Ruijie Zhou, Soham Deshmukh, Jeremiah Greer et al.

Current research in dialogue systems is focused on conversational assistants working on short conversations in either task-oriented or open domain settings. In this paper, we focus on improving task-based conversational assistants online, primarily those working on document-type conversations (e.g., emails) whose contents may or may not be completely related to the assistant's task. We propose "NARLE" a deep reinforcement learning (RL) framework for improving the natural language understanding (NLU) component of dialogue systems online without the need to collect human labels for customer data.
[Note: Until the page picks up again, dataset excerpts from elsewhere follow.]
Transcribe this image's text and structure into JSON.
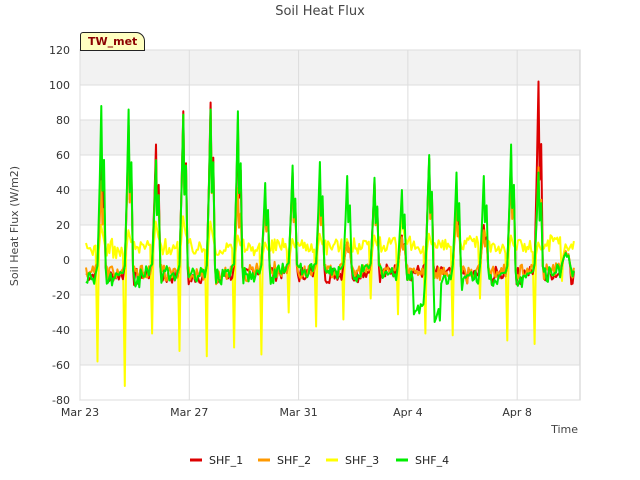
{
  "chart_data": {
    "type": "line",
    "title": "Soil Heat Flux",
    "xlabel": "Time",
    "ylabel": "Soil Heat Flux (W/m2)",
    "tag": "TW_met",
    "ylim": [
      -80,
      120
    ],
    "yticks": [
      -80,
      -60,
      -40,
      -20,
      0,
      20,
      40,
      60,
      80,
      100,
      120
    ],
    "xlim": [
      0,
      18.3
    ],
    "xticks": [
      {
        "t": 0,
        "label": "Mar 23"
      },
      {
        "t": 4,
        "label": "Mar 27"
      },
      {
        "t": 8,
        "label": "Mar 31"
      },
      {
        "t": 12,
        "label": "Apr 4"
      },
      {
        "t": 16,
        "label": "Apr 8"
      }
    ],
    "grid": true,
    "legend_position": "bottom",
    "day_offsets": [
      0.22,
      1.22,
      2.22,
      3.22,
      4.22,
      5.22,
      6.22,
      7.22,
      8.22,
      9.22,
      10.22,
      11.22,
      12.22,
      13.22,
      14.22,
      15.22,
      16.22,
      17.22
    ],
    "series": [
      {
        "name": "SHF_1",
        "color": "#dd0000",
        "peaks": [
          64,
          77,
          66,
          85,
          90,
          79,
          38,
          50,
          45,
          10,
          45,
          14,
          58,
          35,
          20,
          60,
          102,
          5
        ],
        "troughs": [
          -14,
          -14,
          -13,
          -16,
          -16,
          -14,
          -10,
          -12,
          -12,
          -13,
          -11,
          -10,
          -11,
          -13,
          -14,
          -13,
          -12,
          -13
        ]
      },
      {
        "name": "SHF_2",
        "color": "#ff9900",
        "peaks": [
          45,
          73,
          57,
          83,
          85,
          41,
          36,
          48,
          44,
          10,
          44,
          13,
          52,
          30,
          17,
          52,
          53,
          5
        ],
        "troughs": [
          -10,
          -12,
          -11,
          -13,
          -13,
          -12,
          -8,
          -10,
          -11,
          -10,
          -10,
          -9,
          -10,
          -12,
          -12,
          -11,
          -10,
          -9
        ]
      },
      {
        "name": "SHF_3",
        "color": "#ffff00",
        "peaks": [
          20,
          17,
          22,
          25,
          22,
          14,
          10,
          12,
          15,
          12,
          14,
          24,
          15,
          22,
          20,
          14,
          10,
          9
        ],
        "troughs": [
          -58,
          -72,
          -42,
          -52,
          -55,
          -50,
          -54,
          -30,
          -38,
          -34,
          -22,
          -31,
          -42,
          -43,
          -22,
          -46,
          -48,
          -12
        ]
      },
      {
        "name": "SHF_4",
        "color": "#00ee00",
        "peaks": [
          88,
          86,
          57,
          83,
          86,
          85,
          44,
          54,
          56,
          48,
          47,
          40,
          60,
          50,
          48,
          66,
          50,
          4
        ],
        "troughs": [
          -16,
          -18,
          -12,
          -14,
          -14,
          -12,
          -14,
          -8,
          -10,
          -12,
          -10,
          -14,
          -46,
          -18,
          -16,
          -18,
          -12,
          -10
        ]
      }
    ]
  }
}
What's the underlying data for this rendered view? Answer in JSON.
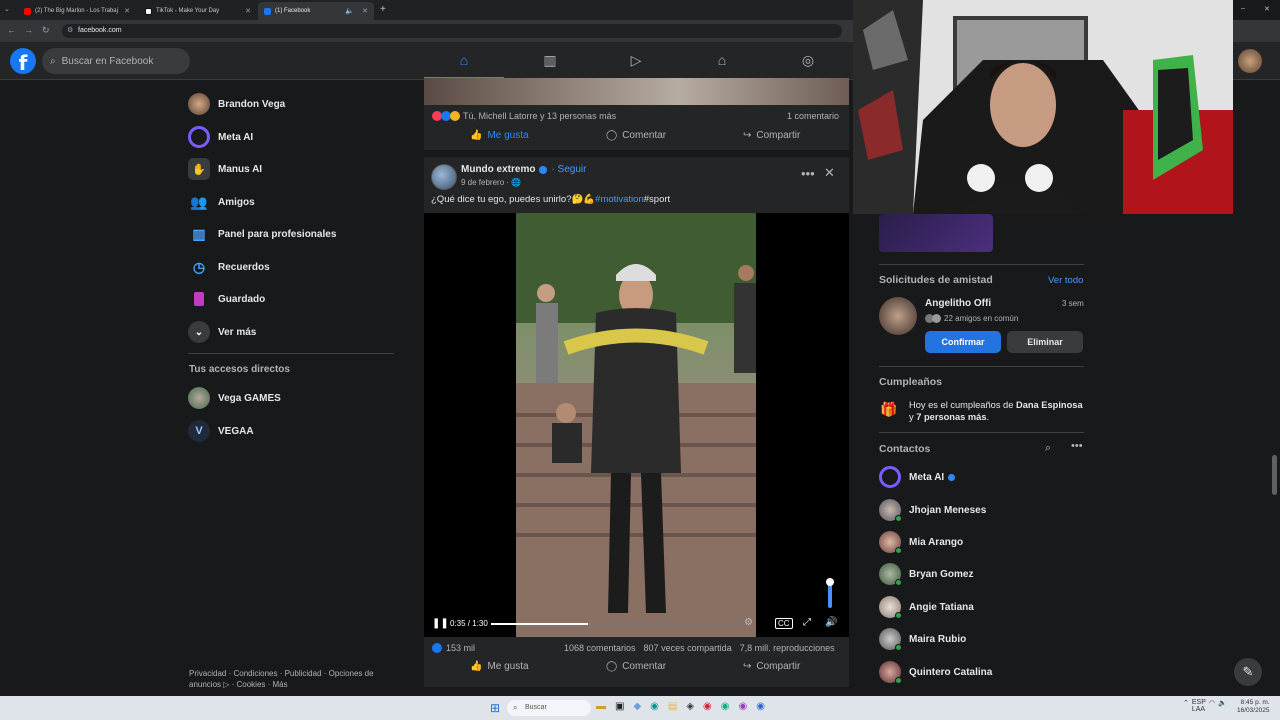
{
  "browser": {
    "tabs": [
      {
        "title": "(2) The Big Marlon - Los Trabaj",
        "favicon_color": "#ff0000"
      },
      {
        "title": "TikTok - Make Your Day",
        "favicon_color": "#111111"
      },
      {
        "title": "(1) Facebook",
        "favicon_color": "#1877f2"
      }
    ],
    "url": "facebook.com"
  },
  "header": {
    "logo": "f",
    "search_placeholder": "Buscar en Facebook",
    "nav_icons": [
      "home-icon",
      "dashboard-icon",
      "video-icon",
      "marketplace-icon",
      "groups-icon"
    ]
  },
  "sidebar": {
    "items": [
      {
        "label": "Brandon Vega",
        "icon": "avatar"
      },
      {
        "label": "Meta AI",
        "icon": "meta-ai-icon"
      },
      {
        "label": "Manus AI",
        "icon": "manus-icon"
      },
      {
        "label": "Amigos",
        "icon": "friends-icon"
      },
      {
        "label": "Panel para profesionales",
        "icon": "dashboard-icon"
      },
      {
        "label": "Recuerdos",
        "icon": "memories-icon"
      },
      {
        "label": "Guardado",
        "icon": "saved-icon"
      },
      {
        "label": "Ver más",
        "icon": "chevron-down-icon"
      }
    ],
    "shortcuts_title": "Tus accesos directos",
    "shortcuts": [
      {
        "label": "Vega GAMES"
      },
      {
        "label": "VEGAA"
      }
    ],
    "footer": "Privacidad · Condiciones · Publicidad · Opciones de anuncios ▷ · Cookies · Más"
  },
  "post1": {
    "reactions_text": "Tú, Michell Latorre y 13 personas más",
    "comments_text": "1 comentario",
    "like_label": "Me gusta",
    "comment_label": "Comentar",
    "share_label": "Compartir"
  },
  "post2": {
    "author": "Mundo extremo",
    "follow": "· Seguir",
    "date": "9 de febrero ·",
    "caption_prefix": "¿Qué dice tu ego, puedes unirlo?",
    "caption_emoji": "🤔💪",
    "caption_hashtag": "#motivation",
    "caption_suffix": "#sport",
    "video_time": "0:35 / 1:30",
    "video_progress": 0.39,
    "reactions_count": "153 mil",
    "comments": "1068 comentarios",
    "shares": "807 veces compartida",
    "views": "7,8 mill. reproducciones",
    "like_label": "Me gusta",
    "comment_label": "Comentar",
    "share_label": "Compartir"
  },
  "right": {
    "friend_requests_title": "Solicitudes de amistad",
    "see_all": "Ver todo",
    "request": {
      "name": "Angelitho Offi",
      "time": "3 sem",
      "mutual": "22 amigos en común",
      "confirm": "Confirmar",
      "delete": "Eliminar"
    },
    "birthdays_title": "Cumpleaños",
    "birthday_prefix": "Hoy es el cumpleaños de ",
    "birthday_name": "Dana Espinosa",
    "birthday_mid": " y ",
    "birthday_others": "7 personas más",
    "birthday_end": ".",
    "contacts_title": "Contactos",
    "contacts": [
      {
        "name": "Meta AI"
      },
      {
        "name": "Jhojan Meneses"
      },
      {
        "name": "Mia Arango"
      },
      {
        "name": "Bryan Gomez"
      },
      {
        "name": "Angie Tatiana"
      },
      {
        "name": "Maira Rubio"
      },
      {
        "name": "Quintero Catalina"
      }
    ]
  },
  "taskbar": {
    "search_placeholder": "Buscar",
    "lang": "ESP\nLAA",
    "time": "8:45 p. m.",
    "date": "16/03/2025"
  },
  "colors": {
    "accent": "#2374e1",
    "fb_blue": "#1877f2",
    "bg": "#18191a",
    "card": "#242526",
    "online": "#31a24c"
  }
}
The proposed solution associates user emotion with the assistant's action and uses that to improve NLU models using policy gradients. For two intent classification problems, we empirically show that using reinforcement learning to fine tune the pre-trained supervised learning models improves performance up to 43%. Furthermore, we demonstrate the robustness of the method to partial and noisy implicit feedback.
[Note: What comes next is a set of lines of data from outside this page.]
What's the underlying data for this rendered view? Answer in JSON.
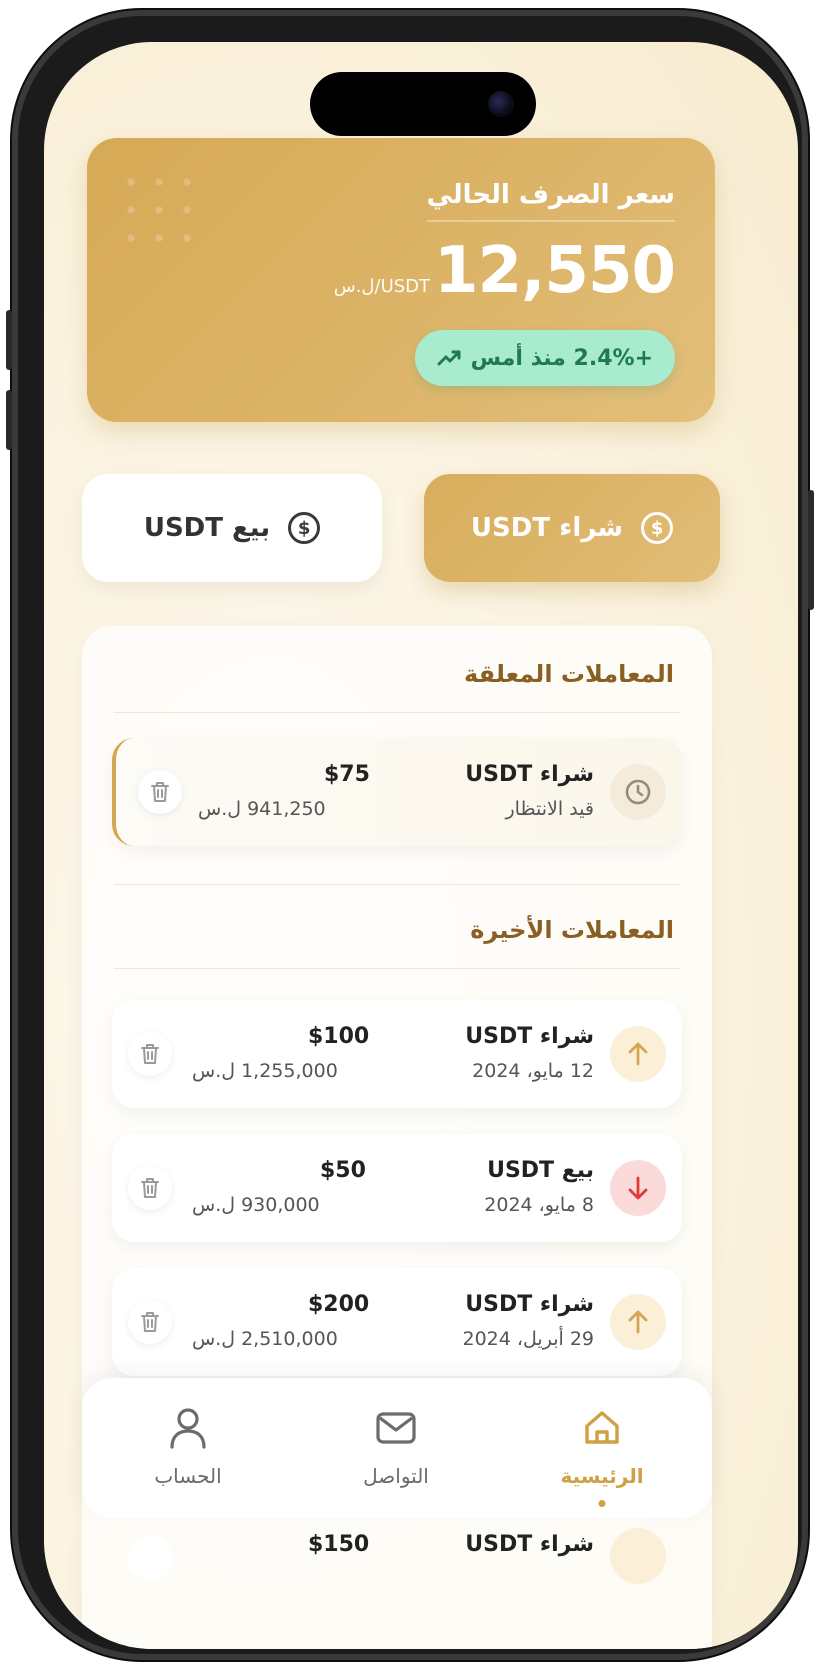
{
  "rate": {
    "title": "سعر الصرف الحالي",
    "value": "12,550",
    "unit": "ل.س/USDT",
    "change": "+2.4% منذ أمس"
  },
  "actions": {
    "buy_label": "شراء USDT",
    "sell_label": "بيع USDT"
  },
  "pending": {
    "title": "المعاملات المعلقة",
    "items": [
      {
        "title": "شراء USDT",
        "status": "قيد الانتظار",
        "amount": "$75",
        "lira": "941,250 ل.س"
      }
    ]
  },
  "recent": {
    "title": "المعاملات الأخيرة",
    "items": [
      {
        "title": "شراء USDT",
        "date": "12 مايو، 2024",
        "amount": "$100",
        "lira": "1,255,000 ل.س",
        "dir": "up"
      },
      {
        "title": "بيع USDT",
        "date": "8 مايو، 2024",
        "amount": "$50",
        "lira": "930,000 ل.س",
        "dir": "down"
      },
      {
        "title": "شراء USDT",
        "date": "29 أبريل، 2024",
        "amount": "$200",
        "lira": "2,510,000 ل.س",
        "dir": "up"
      },
      {
        "title": "شراء USDT",
        "amount": "$150",
        "dir": "up"
      }
    ]
  },
  "nav": {
    "home": "الرئيسية",
    "contact": "التواصل",
    "account": "الحساب"
  },
  "colors": {
    "accent": "#d4a656",
    "positive": "#1f7a4d",
    "negative": "#e03a3a"
  }
}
Barun Patra, Chala Fufa, Pamela Bhattacharya et al.

State of the art research for date-time entity extraction from text is task agnostic. Consequently, while the methods proposed in literature perform well for generic date-time extraction from texts, they don't fare as well on task specific date-time entity extraction where only a subset of the date-time entities present in the text are pertinent to solving the task. Furthermore, some tasks require identifying negation constraints associated with the date-time entities to correctly reason over time. We showcase a novel model for extracting task-specific date-time entities along with their negation constraints. We show the efficacy of our method on the task of date-time understanding in the context of scheduling meetings for an email-based digital AI scheduling assistant. Our method achieves an absolute gain of 19\% f-score points compared to baseline methods in detecting the date-time entities relevant to scheduling meetings and a 4\% improvement over baseline methods for detecting negation constraints over date-time entities.
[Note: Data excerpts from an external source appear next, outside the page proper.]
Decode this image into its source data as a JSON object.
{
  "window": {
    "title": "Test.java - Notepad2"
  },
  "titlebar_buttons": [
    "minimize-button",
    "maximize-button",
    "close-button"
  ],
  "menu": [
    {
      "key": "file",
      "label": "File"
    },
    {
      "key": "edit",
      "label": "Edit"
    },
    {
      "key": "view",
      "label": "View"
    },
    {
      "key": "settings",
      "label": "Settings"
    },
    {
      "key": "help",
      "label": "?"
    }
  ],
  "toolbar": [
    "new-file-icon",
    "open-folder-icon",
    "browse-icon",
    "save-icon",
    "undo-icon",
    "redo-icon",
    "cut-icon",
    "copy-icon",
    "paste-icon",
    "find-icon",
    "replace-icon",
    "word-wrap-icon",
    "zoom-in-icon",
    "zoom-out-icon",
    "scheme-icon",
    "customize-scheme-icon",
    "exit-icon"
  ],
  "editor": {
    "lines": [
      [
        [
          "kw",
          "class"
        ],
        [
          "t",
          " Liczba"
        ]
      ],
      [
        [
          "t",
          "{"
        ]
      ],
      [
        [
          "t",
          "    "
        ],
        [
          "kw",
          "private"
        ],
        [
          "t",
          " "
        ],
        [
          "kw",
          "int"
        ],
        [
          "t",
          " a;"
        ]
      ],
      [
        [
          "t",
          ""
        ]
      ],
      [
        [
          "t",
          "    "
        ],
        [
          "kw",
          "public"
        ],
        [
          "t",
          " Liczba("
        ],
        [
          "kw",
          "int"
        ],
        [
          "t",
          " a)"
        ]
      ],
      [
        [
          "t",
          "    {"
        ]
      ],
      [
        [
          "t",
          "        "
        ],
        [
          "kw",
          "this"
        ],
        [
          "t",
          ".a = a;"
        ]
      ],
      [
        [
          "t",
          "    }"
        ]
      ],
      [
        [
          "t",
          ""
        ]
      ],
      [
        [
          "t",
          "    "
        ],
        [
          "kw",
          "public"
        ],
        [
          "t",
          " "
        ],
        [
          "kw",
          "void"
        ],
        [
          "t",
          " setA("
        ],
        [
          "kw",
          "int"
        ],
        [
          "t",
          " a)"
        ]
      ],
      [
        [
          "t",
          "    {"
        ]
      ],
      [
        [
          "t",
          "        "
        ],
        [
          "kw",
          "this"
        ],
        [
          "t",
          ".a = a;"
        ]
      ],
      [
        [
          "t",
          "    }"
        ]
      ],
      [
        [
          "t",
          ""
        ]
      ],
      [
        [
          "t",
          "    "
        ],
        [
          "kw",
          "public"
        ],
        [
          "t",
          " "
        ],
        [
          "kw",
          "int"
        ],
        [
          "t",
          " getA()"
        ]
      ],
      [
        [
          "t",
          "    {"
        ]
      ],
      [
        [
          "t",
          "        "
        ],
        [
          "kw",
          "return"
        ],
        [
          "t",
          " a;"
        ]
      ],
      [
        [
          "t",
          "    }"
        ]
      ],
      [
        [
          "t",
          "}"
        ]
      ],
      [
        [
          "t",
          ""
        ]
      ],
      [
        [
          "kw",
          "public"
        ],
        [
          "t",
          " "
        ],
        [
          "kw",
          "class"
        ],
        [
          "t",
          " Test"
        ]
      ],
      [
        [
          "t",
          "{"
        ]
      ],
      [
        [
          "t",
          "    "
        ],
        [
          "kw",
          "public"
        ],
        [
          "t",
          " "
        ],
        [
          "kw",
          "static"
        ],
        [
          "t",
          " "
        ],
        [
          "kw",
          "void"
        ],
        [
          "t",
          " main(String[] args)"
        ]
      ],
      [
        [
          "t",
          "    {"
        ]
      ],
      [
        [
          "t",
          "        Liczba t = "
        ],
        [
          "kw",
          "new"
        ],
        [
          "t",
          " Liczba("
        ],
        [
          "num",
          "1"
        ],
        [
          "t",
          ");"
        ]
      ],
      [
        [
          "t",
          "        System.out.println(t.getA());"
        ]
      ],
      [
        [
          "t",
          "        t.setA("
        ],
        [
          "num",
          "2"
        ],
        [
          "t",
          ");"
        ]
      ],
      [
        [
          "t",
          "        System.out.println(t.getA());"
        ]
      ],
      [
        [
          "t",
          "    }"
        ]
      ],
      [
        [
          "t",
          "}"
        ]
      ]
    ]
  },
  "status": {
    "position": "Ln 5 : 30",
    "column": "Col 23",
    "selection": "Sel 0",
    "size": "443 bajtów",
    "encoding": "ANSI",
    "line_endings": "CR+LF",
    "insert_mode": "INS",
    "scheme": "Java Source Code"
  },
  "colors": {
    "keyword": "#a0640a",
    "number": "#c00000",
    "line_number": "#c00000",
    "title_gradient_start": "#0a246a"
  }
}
Vishwas Suryanarayanan, Barun Patra, Pamela Bhattacharya et al.

Intelligent assistants like Cortana, Siri, Alexa, and Google Assistant are trained to parse information when the conversation is synchronous and short; however, for email-based conversational agents, the communication is asynchronous, and often contains information irrelevant to the assistant. This makes it harder for the system to accurately detect intents, extract entities relevant to those intents and thereby perform the desired action. We present a neural model for scoping relevant information for the agent from a large query. We show that when used as a preprocessing step, the model improves performance of both intent detection and entity extraction tasks. We demonstrate the model's impact on Scheduler (Cortana is the persona of the agent, while Scheduler is the name of the service. We use them interchangeably in the context of this paper.) - a virtual conversational meeting scheduling assistant that interacts asynchronously with users through email. The model helps the entity extraction and intent detection tasks requisite by Scheduler achieve an average gain of 35% in precision without any drop in recall. Additionally, we demonstrate that the same approach can be used for component level analysis in large documents, such as signature block identification.